Il ne s'agit pas de faire de chacun un spécialiste de l'IA, mais plutôt de faire en sorte que les travailleurs sachent comment utiliser les outils de l'IA pour devenir plus efficaces dans leur travail. © Getty images

Alors que l’automatisation, la robotique et l’intelligence artificielle sont déjà à l’oeuvre, l’heure est toujours au questionnement sur le futur de nos métiers. Entre disparition, mutation des professions actuelles et création de nouvelles, quel avenir dessine-t-on pour nos enfants? Quels types de métiers pourront-ils exercer dans 20 ans?

“- Quel métier voudrais-tu faire quand tu seras grand ?” – Dompteur de robots… ou hacker éthique !”

Cette réponse fictive imaginée dans la bouche d’un enfant de 2035 pourrait bien ne pas être si farfelue que cela. A l’heure où les technologies chamboulent les codes de tous les secteurs, et donc l’ensemble du marché du travail, on peine souvent à affirmer qu’ils auront encore tous un métier dans un avenir pas si lointain.

On peut même dire que c’est le flou le plus total : les experts s’opposent toujours – à coup d’arguments et d’études contradictoires – sur la création ou la destruction nette d’emplois, une fois que l’automatisation aura atteint son rythme de croisière. D’un côté, il y a les observateurs et spécialistes pessimistes qui dressent la liste des métiers en voie de disparition : comptables, radiologues, traders, chauffeurs de taxi, etc. Au gré des nouvelles technologies imaginées par Google, Facebook, Apple et autres Alibaba en matière d’intelligence artificielle et d’automatisation, certaines professions se voient en effet crucifiées par les futurologues anxiogènes. Ces derniers prédisent que la machine pourra remplacer l’ensemble des activités humaines, ne laissant à notre espèce qu’une place secondaire, ou presque, dans les activités sur Terre. Nous pourrions, selon eux, être relégués au rang de ” petits chiens des robots beaucoup plus intelligents que nous “, comme s’en inquiétait Elon Musk, l’emblématique patron de Tesla, SpaceX et Neuralink, dans un entretien donné en 2016 au site spécialisé ReCode.

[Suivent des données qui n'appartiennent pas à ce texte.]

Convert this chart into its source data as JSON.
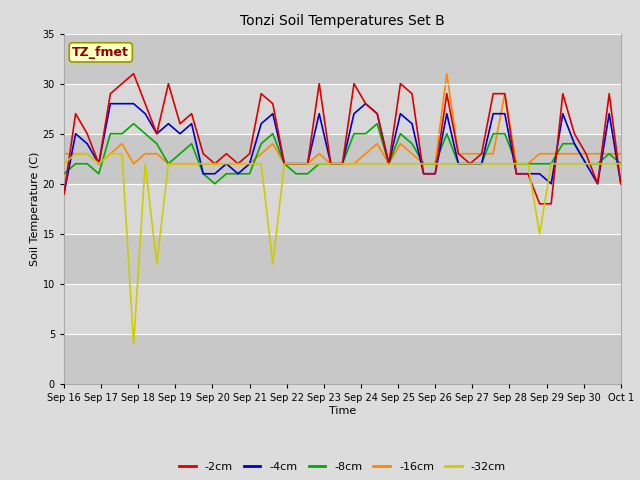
{
  "title": "Tonzi Soil Temperatures Set B",
  "xlabel": "Time",
  "ylabel": "Soil Temperature (C)",
  "annotation_text": "TZ_fmet",
  "annotation_color": "#8B0000",
  "annotation_bg": "#FFFFC0",
  "annotation_border": "#999900",
  "ylim": [
    0,
    35
  ],
  "yticks": [
    0,
    5,
    10,
    15,
    20,
    25,
    30,
    35
  ],
  "xtick_labels": [
    "Sep 16",
    "Sep 17",
    "Sep 18",
    "Sep 19",
    "Sep 20",
    "Sep 21",
    "Sep 22",
    "Sep 23",
    "Sep 24",
    "Sep 25",
    "Sep 26",
    "Sep 27",
    "Sep 28",
    "Sep 29",
    "Sep 30",
    "Oct 1"
  ],
  "bg_color": "#DCDCDC",
  "plot_bg_bands": [
    [
      0,
      5,
      "#C8C8C8"
    ],
    [
      5,
      10,
      "#D8D8D8"
    ],
    [
      10,
      15,
      "#C8C8C8"
    ],
    [
      15,
      20,
      "#D8D8D8"
    ],
    [
      20,
      25,
      "#C8C8C8"
    ],
    [
      25,
      30,
      "#D8D8D8"
    ],
    [
      30,
      35,
      "#C8C8C8"
    ]
  ],
  "series": {
    "-2cm": {
      "color": "#DD0000"
    },
    "-4cm": {
      "color": "#0000CC"
    },
    "-8cm": {
      "color": "#00AA00"
    },
    "-16cm": {
      "color": "#FF8800"
    },
    "-32cm": {
      "color": "#CCCC00"
    }
  },
  "red": [
    19,
    27,
    25,
    22,
    29,
    30,
    31,
    28,
    25,
    30,
    26,
    27,
    23,
    22,
    23,
    22,
    23,
    29,
    28,
    22,
    22,
    22,
    30,
    22,
    22,
    30,
    28,
    27,
    22,
    30,
    29,
    21,
    21,
    29,
    23,
    22,
    23,
    29,
    29,
    21,
    21,
    18,
    18,
    29,
    25,
    23,
    20,
    29,
    20
  ],
  "blue": [
    19,
    25,
    24,
    22,
    28,
    28,
    28,
    27,
    25,
    26,
    25,
    26,
    21,
    21,
    22,
    21,
    22,
    26,
    27,
    22,
    22,
    22,
    27,
    22,
    22,
    27,
    28,
    27,
    22,
    27,
    26,
    21,
    21,
    27,
    22,
    22,
    22,
    27,
    27,
    21,
    21,
    21,
    20,
    27,
    24,
    22,
    20,
    27,
    20
  ],
  "green": [
    21,
    22,
    22,
    21,
    25,
    25,
    26,
    25,
    24,
    22,
    23,
    24,
    21,
    20,
    21,
    21,
    21,
    24,
    25,
    22,
    21,
    21,
    22,
    22,
    22,
    25,
    25,
    26,
    22,
    25,
    24,
    22,
    22,
    25,
    22,
    22,
    22,
    25,
    25,
    22,
    22,
    22,
    22,
    24,
    24,
    22,
    22,
    23,
    22
  ],
  "orange": [
    23,
    23,
    23,
    22,
    23,
    24,
    22,
    23,
    23,
    22,
    22,
    22,
    22,
    22,
    22,
    22,
    22,
    23,
    24,
    22,
    22,
    22,
    23,
    22,
    22,
    22,
    23,
    24,
    22,
    24,
    23,
    22,
    22,
    31,
    23,
    23,
    23,
    23,
    29,
    22,
    22,
    23,
    23,
    23,
    23,
    23,
    23,
    23,
    23
  ],
  "yellow": [
    22,
    23,
    23,
    22,
    23,
    23,
    4,
    22,
    12,
    22,
    22,
    22,
    22,
    22,
    22,
    22,
    22,
    22,
    12,
    22,
    22,
    22,
    22,
    22,
    22,
    22,
    22,
    22,
    22,
    22,
    22,
    22,
    22,
    22,
    22,
    22,
    22,
    22,
    22,
    22,
    22,
    15,
    22,
    22,
    22,
    22,
    22,
    22,
    22
  ]
}
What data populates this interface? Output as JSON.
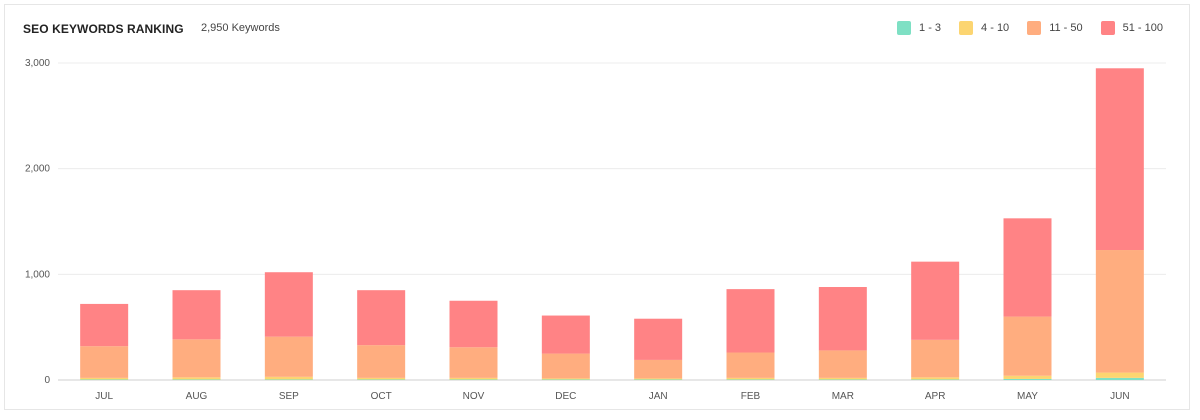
{
  "header": {
    "title": "SEO KEYWORDS RANKING",
    "subtitle": "2,950 Keywords"
  },
  "legend": [
    {
      "label": "1 - 3",
      "color": "#7ee0c4"
    },
    {
      "label": "4 - 10",
      "color": "#fcd571"
    },
    {
      "label": "11 - 50",
      "color": "#ffad7f"
    },
    {
      "label": "51 - 100",
      "color": "#ff8385"
    }
  ],
  "chart_data": {
    "type": "bar",
    "stacked": true,
    "categories": [
      "JUL",
      "AUG",
      "SEP",
      "OCT",
      "NOV",
      "DEC",
      "JAN",
      "FEB",
      "MAR",
      "APR",
      "MAY",
      "JUN"
    ],
    "series": [
      {
        "name": "1 - 3",
        "color": "#7ee0c4",
        "values": [
          5,
          5,
          5,
          5,
          5,
          5,
          5,
          5,
          5,
          5,
          10,
          20
        ]
      },
      {
        "name": "4 - 10",
        "color": "#fcd571",
        "values": [
          15,
          20,
          25,
          15,
          15,
          10,
          10,
          15,
          15,
          20,
          30,
          50
        ]
      },
      {
        "name": "11 - 50",
        "color": "#ffad7f",
        "values": [
          300,
          360,
          380,
          310,
          290,
          235,
          175,
          240,
          260,
          355,
          560,
          1160
        ]
      },
      {
        "name": "51 - 100",
        "color": "#ff8385",
        "values": [
          400,
          465,
          610,
          520,
          440,
          360,
          390,
          600,
          600,
          740,
          930,
          1720
        ]
      }
    ],
    "ylim": [
      0,
      3000
    ],
    "yticks": [
      0,
      1000,
      2000,
      3000
    ],
    "ytick_labels": [
      "0",
      "1,000",
      "2,000",
      "3,000"
    ],
    "grid": true,
    "legend_position": "top-right"
  }
}
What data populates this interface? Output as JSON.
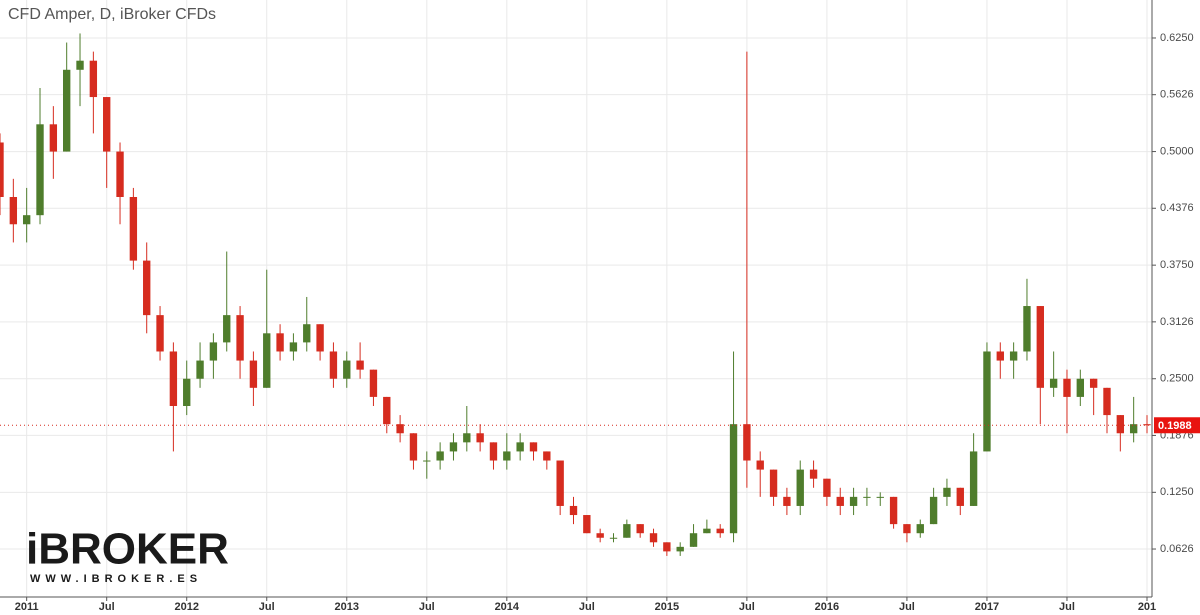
{
  "chart_data": {
    "type": "candlestick",
    "title": "CFD Amper, D, iBroker CFDs",
    "up_color": "#4f7d2c",
    "down_color": "#d62c1f",
    "grid": true,
    "xlim": [
      "2010-11",
      "2018-01"
    ],
    "xticks": [
      {
        "value": "2011-01",
        "label": "2011"
      },
      {
        "value": "2011-07",
        "label": "Jul"
      },
      {
        "value": "2012-01",
        "label": "2012"
      },
      {
        "value": "2012-07",
        "label": "Jul"
      },
      {
        "value": "2013-01",
        "label": "2013"
      },
      {
        "value": "2013-07",
        "label": "Jul"
      },
      {
        "value": "2014-01",
        "label": "2014"
      },
      {
        "value": "2014-07",
        "label": "Jul"
      },
      {
        "value": "2015-01",
        "label": "2015"
      },
      {
        "value": "2015-07",
        "label": "Jul"
      },
      {
        "value": "2016-01",
        "label": "2016"
      },
      {
        "value": "2016-07",
        "label": "Jul"
      },
      {
        "value": "2017-01",
        "label": "2017"
      },
      {
        "value": "2017-07",
        "label": "Jul"
      },
      {
        "value": "2018-01",
        "label": "201"
      }
    ],
    "ylim": [
      0.0098,
      0.6668
    ],
    "yticks": [
      0.0626,
      {
        "value": 0.125,
        "label": "0.1250"
      },
      0.1876,
      {
        "value": 0.25,
        "label": "0.2500"
      },
      0.3126,
      {
        "value": 0.375,
        "label": "0.3750"
      },
      0.4376,
      {
        "value": 0.5,
        "label": "0.5000"
      },
      0.5626,
      {
        "value": 0.625,
        "label": "0.6250"
      }
    ],
    "last_value": 0.1988,
    "x": [
      "2010-11",
      "2010-12",
      "2011-01",
      "2011-02",
      "2011-03",
      "2011-04",
      "2011-05",
      "2011-06",
      "2011-07",
      "2011-08",
      "2011-09",
      "2011-10",
      "2011-11",
      "2011-12",
      "2012-01",
      "2012-02",
      "2012-03",
      "2012-04",
      "2012-05",
      "2012-06",
      "2012-07",
      "2012-08",
      "2012-09",
      "2012-10",
      "2012-11",
      "2012-12",
      "2013-01",
      "2013-02",
      "2013-03",
      "2013-04",
      "2013-05",
      "2013-06",
      "2013-07",
      "2013-08",
      "2013-09",
      "2013-10",
      "2013-11",
      "2013-12",
      "2014-01",
      "2014-02",
      "2014-03",
      "2014-04",
      "2014-05",
      "2014-06",
      "2014-07",
      "2014-08",
      "2014-09",
      "2014-10",
      "2014-11",
      "2014-12",
      "2015-01",
      "2015-02",
      "2015-03",
      "2015-04",
      "2015-05",
      "2015-06",
      "2015-07",
      "2015-08",
      "2015-09",
      "2015-10",
      "2015-11",
      "2015-12",
      "2016-01",
      "2016-02",
      "2016-03",
      "2016-04",
      "2016-05",
      "2016-06",
      "2016-07",
      "2016-08",
      "2016-09",
      "2016-10",
      "2016-11",
      "2016-12",
      "2017-01",
      "2017-02",
      "2017-03",
      "2017-04",
      "2017-05",
      "2017-06",
      "2017-07",
      "2017-08",
      "2017-09",
      "2017-10",
      "2017-11",
      "2017-12",
      "2018-01"
    ],
    "open": [
      0.51,
      0.45,
      0.42,
      0.43,
      0.53,
      0.5,
      0.59,
      0.6,
      0.56,
      0.5,
      0.45,
      0.38,
      0.32,
      0.28,
      0.22,
      0.25,
      0.27,
      0.29,
      0.32,
      0.27,
      0.24,
      0.3,
      0.28,
      0.29,
      0.31,
      0.28,
      0.25,
      0.27,
      0.26,
      0.23,
      0.2,
      0.19,
      0.16,
      0.16,
      0.17,
      0.18,
      0.19,
      0.18,
      0.16,
      0.17,
      0.18,
      0.17,
      0.16,
      0.11,
      0.1,
      0.08,
      0.075,
      0.075,
      0.09,
      0.08,
      0.07,
      0.06,
      0.065,
      0.08,
      0.085,
      0.08,
      0.2,
      0.16,
      0.15,
      0.12,
      0.11,
      0.15,
      0.14,
      0.12,
      0.11,
      0.12,
      0.12,
      0.12,
      0.09,
      0.08,
      0.09,
      0.12,
      0.13,
      0.11,
      0.17,
      0.28,
      0.27,
      0.28,
      0.33,
      0.24,
      0.25,
      0.23,
      0.25,
      0.24,
      0.21,
      0.19,
      0.2
    ],
    "high": [
      0.52,
      0.47,
      0.46,
      0.57,
      0.55,
      0.62,
      0.63,
      0.61,
      0.56,
      0.51,
      0.46,
      0.4,
      0.33,
      0.29,
      0.27,
      0.29,
      0.3,
      0.39,
      0.33,
      0.28,
      0.37,
      0.31,
      0.3,
      0.34,
      0.31,
      0.29,
      0.28,
      0.29,
      0.26,
      0.23,
      0.21,
      0.19,
      0.17,
      0.18,
      0.19,
      0.22,
      0.2,
      0.18,
      0.19,
      0.19,
      0.18,
      0.17,
      0.16,
      0.12,
      0.1,
      0.085,
      0.08,
      0.095,
      0.09,
      0.085,
      0.07,
      0.07,
      0.09,
      0.095,
      0.09,
      0.28,
      0.61,
      0.17,
      0.15,
      0.13,
      0.16,
      0.16,
      0.14,
      0.13,
      0.13,
      0.13,
      0.125,
      0.12,
      0.09,
      0.095,
      0.13,
      0.14,
      0.13,
      0.19,
      0.29,
      0.29,
      0.29,
      0.36,
      0.33,
      0.28,
      0.26,
      0.26,
      0.25,
      0.24,
      0.21,
      0.23,
      0.21
    ],
    "low": [
      0.43,
      0.4,
      0.4,
      0.42,
      0.47,
      0.5,
      0.55,
      0.52,
      0.46,
      0.42,
      0.37,
      0.3,
      0.27,
      0.17,
      0.21,
      0.24,
      0.25,
      0.28,
      0.25,
      0.22,
      0.24,
      0.27,
      0.27,
      0.28,
      0.27,
      0.24,
      0.24,
      0.25,
      0.22,
      0.19,
      0.18,
      0.15,
      0.14,
      0.15,
      0.16,
      0.17,
      0.17,
      0.15,
      0.15,
      0.16,
      0.16,
      0.15,
      0.1,
      0.09,
      0.08,
      0.07,
      0.07,
      0.075,
      0.075,
      0.065,
      0.055,
      0.055,
      0.065,
      0.08,
      0.075,
      0.07,
      0.13,
      0.12,
      0.11,
      0.1,
      0.1,
      0.13,
      0.11,
      0.1,
      0.1,
      0.11,
      0.11,
      0.085,
      0.07,
      0.075,
      0.09,
      0.11,
      0.1,
      0.11,
      0.17,
      0.25,
      0.25,
      0.27,
      0.2,
      0.23,
      0.19,
      0.22,
      0.21,
      0.19,
      0.17,
      0.18,
      0.19
    ],
    "close": [
      0.45,
      0.42,
      0.43,
      0.53,
      0.5,
      0.59,
      0.6,
      0.56,
      0.5,
      0.45,
      0.38,
      0.32,
      0.28,
      0.22,
      0.25,
      0.27,
      0.29,
      0.32,
      0.27,
      0.24,
      0.3,
      0.28,
      0.29,
      0.31,
      0.28,
      0.25,
      0.27,
      0.26,
      0.23,
      0.2,
      0.19,
      0.16,
      0.16,
      0.17,
      0.18,
      0.19,
      0.18,
      0.16,
      0.17,
      0.18,
      0.17,
      0.16,
      0.11,
      0.1,
      0.08,
      0.075,
      0.075,
      0.09,
      0.08,
      0.07,
      0.06,
      0.065,
      0.08,
      0.085,
      0.08,
      0.2,
      0.16,
      0.15,
      0.12,
      0.11,
      0.15,
      0.14,
      0.12,
      0.11,
      0.12,
      0.12,
      0.12,
      0.09,
      0.08,
      0.09,
      0.12,
      0.13,
      0.11,
      0.17,
      0.28,
      0.27,
      0.28,
      0.33,
      0.24,
      0.25,
      0.23,
      0.25,
      0.24,
      0.21,
      0.19,
      0.2,
      0.1988
    ]
  },
  "watermark": {
    "brand": "iBROKER",
    "url": "WWW.IBROKER.ES"
  }
}
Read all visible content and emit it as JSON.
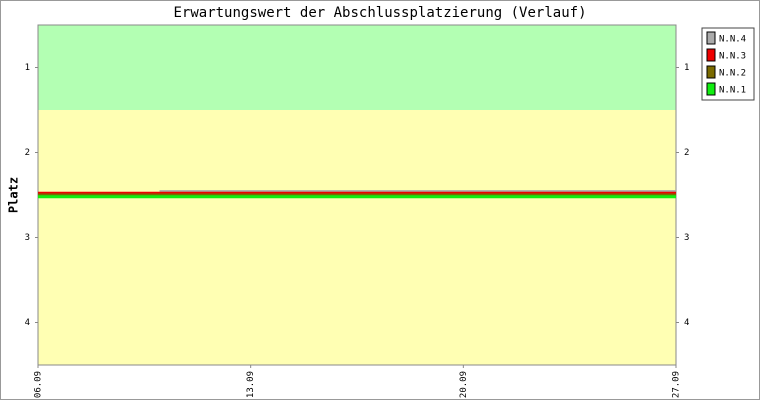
{
  "chart_data": {
    "type": "line",
    "title": "Erwartungswert der Abschlussplatzierung (Verlauf)",
    "y_label": "Platz",
    "x": [
      0,
      4,
      21
    ],
    "xlim": [
      0,
      21
    ],
    "xticks": [
      {
        "value": 0,
        "label": "06.09"
      },
      {
        "value": 7,
        "label": "13.09"
      },
      {
        "value": 14,
        "label": "20.09"
      },
      {
        "value": 21,
        "label": "27.09"
      }
    ],
    "ylim": [
      4.5,
      0.5
    ],
    "yticks": [
      1,
      2,
      3,
      4
    ],
    "bands": [
      {
        "from": 0.5,
        "to": 1.5,
        "color": "#b3ffb3"
      },
      {
        "from": 1.5,
        "to": 4.5,
        "color": "#ffffb3"
      }
    ],
    "series": [
      {
        "name": "N.N.4",
        "color": "#aaaaaa",
        "values": [
          null,
          2.46,
          2.46
        ]
      },
      {
        "name": "N.N.3",
        "color": "#ee0000",
        "values": [
          2.48,
          2.48,
          2.48
        ]
      },
      {
        "name": "N.N.2",
        "color": "#7a6a00",
        "values": [
          2.5,
          2.5,
          2.5
        ]
      },
      {
        "name": "N.N.1",
        "color": "#11ee11",
        "values": [
          2.52,
          2.52,
          2.52
        ]
      }
    ]
  }
}
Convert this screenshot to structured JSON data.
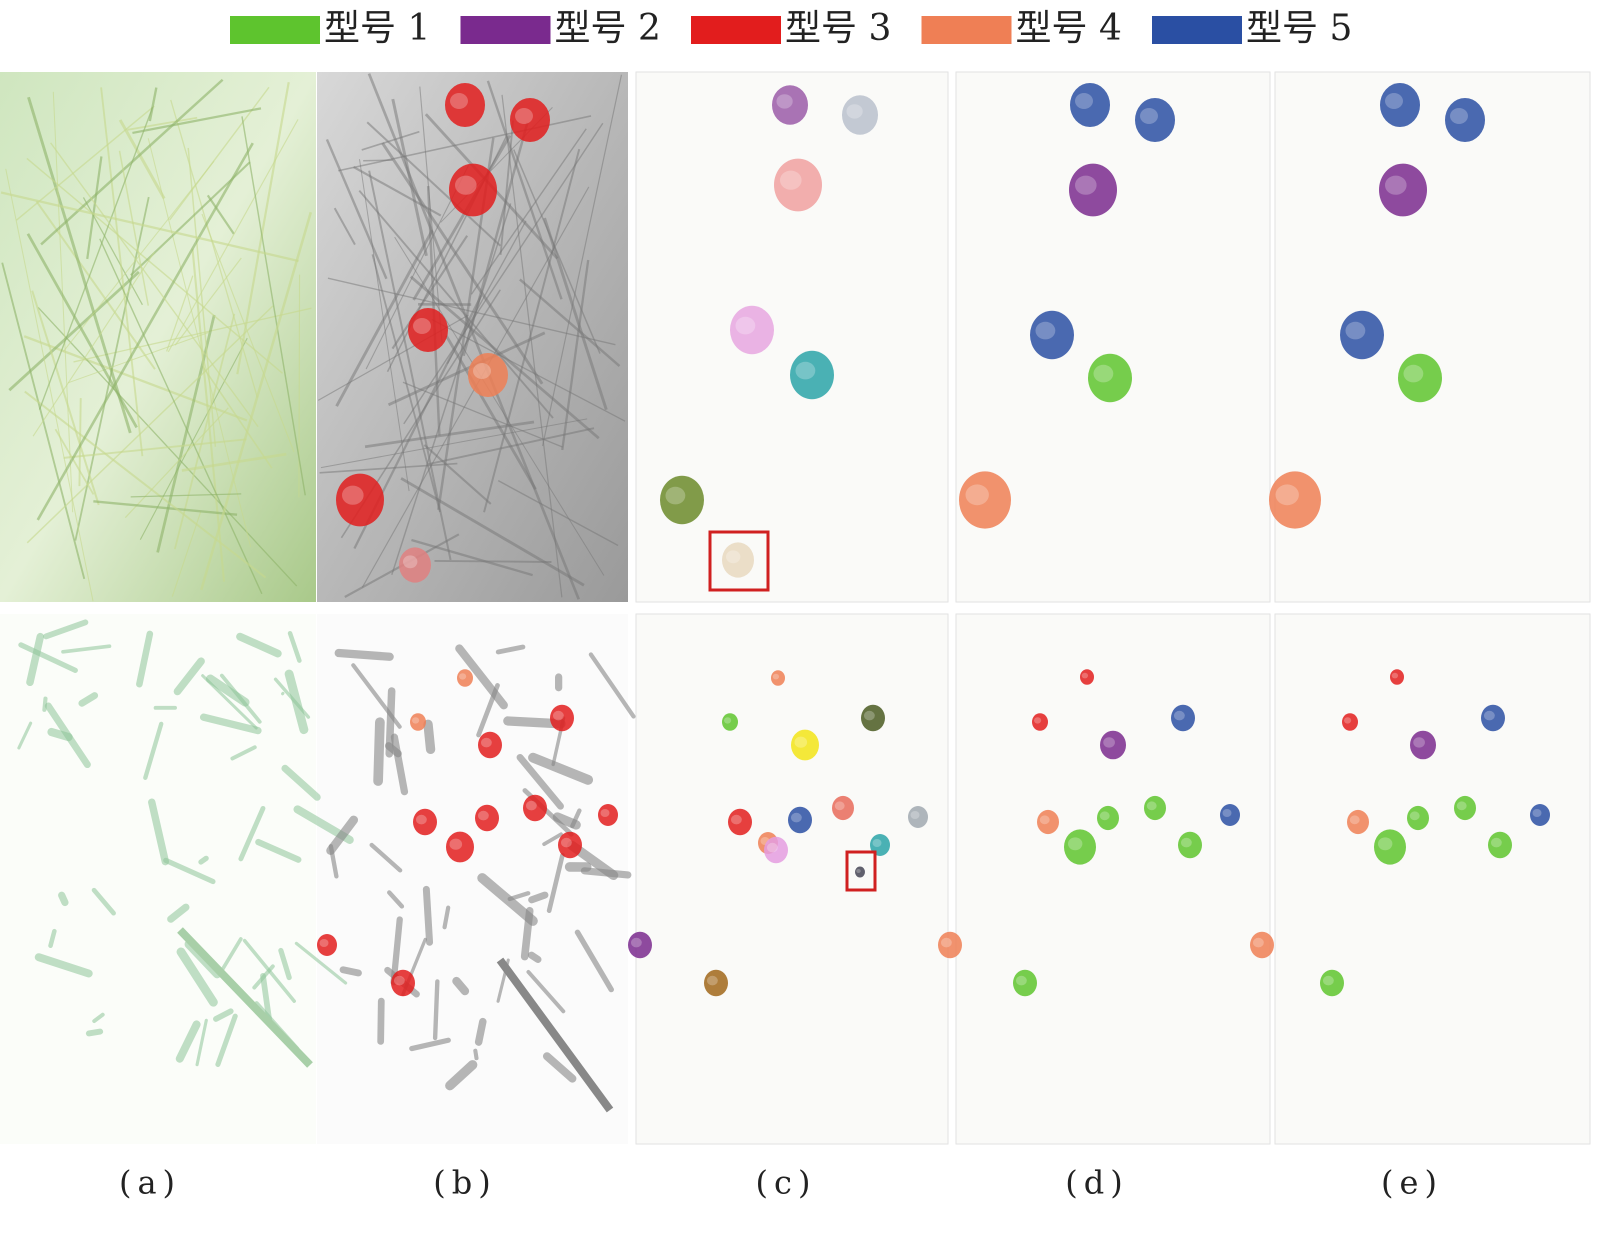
{
  "legend": [
    {
      "label": "型号 1",
      "color": "#5ec42e"
    },
    {
      "label": "型号 2",
      "color": "#7a2a8e"
    },
    {
      "label": "型号 3",
      "color": "#e21d1d"
    },
    {
      "label": "型号 4",
      "color": "#ef7f55"
    },
    {
      "label": "型号 5",
      "color": "#2a4fa3"
    }
  ],
  "captions": [
    "(a)",
    "(b)",
    "(c)",
    "(d)",
    "(e)"
  ]
}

Les coachs d'aujourd'hui deviendront les
Les coachs d’aujourd’hui deviendront les “amplificateurs de talents” de demain.© getty images

85% des jobs de nos enfants n’existent pas encore

Une vision noire qui dérange souvent les professionnels concernés ou les représentants de secteurs. Leurs arguments ? ” Jamais une machine ne fera aussi bien que nous “. Ou encore : ” La machine ne présente aucune empathie, une dimension fondamentale de notre profession “.

Un déni ? Les experts plus optimistes voient effectivement dans l’arrivée de l’automatisation une opportunité énorme de déléguer aux robots les tâches les plus rébarbatives ou les plus lourdes pour ne laisser à l’homme que celles à valeur ajoutée, les échanges ou le relationnel. ” Les nouvelles technologies peuvent apporter beaucoup d’avantages sous formes d’innovations et de gain de productivité, nous précisait Jacques Bughin, directeur du McKinsey Global Institute au moment de la sortie d’une étude sur le sujet l’an passé. Et l’histoire économique est claire : ces gains de productivité se traduisent toujours à terme par de nouvelles créations d’emplois “. Son verdict est sans appel : des tas de nouveaux métiers naîtront au fur et à mesure des développements technologiques.

85% des métiers que les enfants d’aujourd’hui exerceront en 2030 n’existent pas encore.

Une étude publiée en été 2017 par le think thank Institute For The Futur (IFTF) et Dell prévoyait que 85% des métiers que les enfants d’aujourd’hui exerceront en 2030… n’existent pas encore ! De tout temps, bien sûr, il s’est révélé difficile d’imaginer les nouveaux métiers à venir. En 1970, aucun Français n’aurait pensé pouvoir travailler pour une société fournissant du contenu pour le Minitel. Dans les années 1990, nous n’imaginions pas que des jeunes passeraient leurs journées à coder un réseau social comme Facebook, et encore moins, que des contenus sponsorisés y seraient partagés. En 2000, personne ne voyait non plus arriver la gigantesque économie des applis mobiles, celle de l’Internet des objets… et l’ensemble des professions qui vont avec.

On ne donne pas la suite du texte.